Experimental and Numerical Study on the Influence of Solution Spinning Process Parameters on Fluid Cone Morphology
摘要
Experimental and numerical investigations are conducted to characterize the polyvinylpyrrolidone (PVP) fluid cone in the solution blow spinning (SBS) process. The fluid cone evolution is captured by an industrial microscope camera. A novel force analysis based on air drag force, outside pressure, inside pressure, and surface tension is performed. Numerical methods are applied to analyze the flow field near the concave cone and spindle. The results show that the ethanol improves the spinnability of PVP solutions by simultaneously increasing viscosity and reducing surface tension. A droplet-to-fluid cone evolution model is observed for the first time in the SBS process, and a thin fluid cone represents the ideal spray pattern for fiber production. The increase in viscosity causes fluid cones to appear under lower air pressure conditions.
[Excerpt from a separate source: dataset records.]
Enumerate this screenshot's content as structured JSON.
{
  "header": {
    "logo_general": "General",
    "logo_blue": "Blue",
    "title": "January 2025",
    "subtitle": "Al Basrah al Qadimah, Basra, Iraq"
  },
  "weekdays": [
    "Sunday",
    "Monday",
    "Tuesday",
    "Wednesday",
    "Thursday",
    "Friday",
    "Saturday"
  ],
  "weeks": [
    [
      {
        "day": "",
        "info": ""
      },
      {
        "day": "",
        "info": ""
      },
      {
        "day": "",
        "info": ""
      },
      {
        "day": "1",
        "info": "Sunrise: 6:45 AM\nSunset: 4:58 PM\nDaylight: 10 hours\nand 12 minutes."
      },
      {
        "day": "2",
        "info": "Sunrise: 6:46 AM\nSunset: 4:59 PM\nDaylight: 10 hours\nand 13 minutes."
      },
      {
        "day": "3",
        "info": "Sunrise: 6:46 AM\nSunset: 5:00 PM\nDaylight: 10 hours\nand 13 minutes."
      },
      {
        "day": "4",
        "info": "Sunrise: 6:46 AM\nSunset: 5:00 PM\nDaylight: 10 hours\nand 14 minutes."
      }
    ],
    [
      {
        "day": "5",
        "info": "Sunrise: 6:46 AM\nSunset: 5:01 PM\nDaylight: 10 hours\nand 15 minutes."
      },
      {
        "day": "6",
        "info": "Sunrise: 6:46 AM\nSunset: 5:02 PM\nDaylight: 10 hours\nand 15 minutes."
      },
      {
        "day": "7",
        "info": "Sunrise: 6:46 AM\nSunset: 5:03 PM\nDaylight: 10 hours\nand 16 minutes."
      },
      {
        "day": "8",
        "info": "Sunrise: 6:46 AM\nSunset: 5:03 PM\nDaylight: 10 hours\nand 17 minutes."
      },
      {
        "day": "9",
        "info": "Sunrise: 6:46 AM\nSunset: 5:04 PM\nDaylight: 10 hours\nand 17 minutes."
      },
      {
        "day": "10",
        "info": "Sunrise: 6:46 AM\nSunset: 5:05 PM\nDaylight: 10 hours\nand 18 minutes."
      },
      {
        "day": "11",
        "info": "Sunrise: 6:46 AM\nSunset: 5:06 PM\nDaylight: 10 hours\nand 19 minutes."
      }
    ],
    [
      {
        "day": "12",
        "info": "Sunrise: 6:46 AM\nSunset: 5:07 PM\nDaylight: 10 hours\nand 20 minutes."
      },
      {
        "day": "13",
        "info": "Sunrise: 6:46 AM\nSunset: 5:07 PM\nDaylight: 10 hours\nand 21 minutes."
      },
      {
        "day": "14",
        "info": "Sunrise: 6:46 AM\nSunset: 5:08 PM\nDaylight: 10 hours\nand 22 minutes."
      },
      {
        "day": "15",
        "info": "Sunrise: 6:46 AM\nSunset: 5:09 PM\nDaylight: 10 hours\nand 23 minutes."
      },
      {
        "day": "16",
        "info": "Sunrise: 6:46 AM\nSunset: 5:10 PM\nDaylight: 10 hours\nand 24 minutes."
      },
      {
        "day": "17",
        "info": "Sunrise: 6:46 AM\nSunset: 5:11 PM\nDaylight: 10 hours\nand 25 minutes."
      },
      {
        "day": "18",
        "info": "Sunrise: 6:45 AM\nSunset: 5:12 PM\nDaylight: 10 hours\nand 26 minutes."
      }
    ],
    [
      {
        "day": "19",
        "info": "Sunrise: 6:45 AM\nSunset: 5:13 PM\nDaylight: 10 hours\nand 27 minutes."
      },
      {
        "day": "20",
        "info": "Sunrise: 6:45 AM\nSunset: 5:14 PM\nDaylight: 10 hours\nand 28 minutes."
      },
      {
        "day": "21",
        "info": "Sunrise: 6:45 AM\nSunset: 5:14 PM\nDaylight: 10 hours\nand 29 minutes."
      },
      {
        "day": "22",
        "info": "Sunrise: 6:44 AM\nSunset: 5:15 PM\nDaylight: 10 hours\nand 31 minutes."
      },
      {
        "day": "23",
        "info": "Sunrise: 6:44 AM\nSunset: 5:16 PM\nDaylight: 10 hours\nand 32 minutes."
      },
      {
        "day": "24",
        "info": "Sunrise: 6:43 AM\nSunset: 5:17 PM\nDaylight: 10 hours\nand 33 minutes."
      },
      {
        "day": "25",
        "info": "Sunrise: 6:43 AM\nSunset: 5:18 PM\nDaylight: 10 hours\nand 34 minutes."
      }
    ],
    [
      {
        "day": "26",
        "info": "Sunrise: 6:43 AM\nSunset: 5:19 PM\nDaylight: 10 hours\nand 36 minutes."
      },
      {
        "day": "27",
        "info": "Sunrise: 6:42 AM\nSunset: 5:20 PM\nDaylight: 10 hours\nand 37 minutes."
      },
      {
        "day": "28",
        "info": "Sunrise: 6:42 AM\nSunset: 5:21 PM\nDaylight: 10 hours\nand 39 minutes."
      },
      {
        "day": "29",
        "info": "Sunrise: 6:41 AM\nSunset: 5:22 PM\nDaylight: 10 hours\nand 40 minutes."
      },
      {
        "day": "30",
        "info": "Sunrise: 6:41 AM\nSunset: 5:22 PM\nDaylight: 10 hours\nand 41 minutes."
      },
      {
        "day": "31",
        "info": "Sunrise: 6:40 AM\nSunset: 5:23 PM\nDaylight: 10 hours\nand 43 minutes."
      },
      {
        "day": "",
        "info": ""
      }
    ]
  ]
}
The fluid cone contracts with increasing air pressure but expands with increased feed ration or solution viscosity. Reducing the average fiber diameter can be achieved by suppressing the fluid cone size. The instability of the fluid cone is mainly attributed to insufficient air drag force, premature solidification, and fiber whipping. The low-speed reverse airflow makes the concave cone favorable for preventing premature solidification. In the SBS process, the formation of the fluid cone results from the interaction of three control parameters: outside pressure, inside pressure, and surface tension.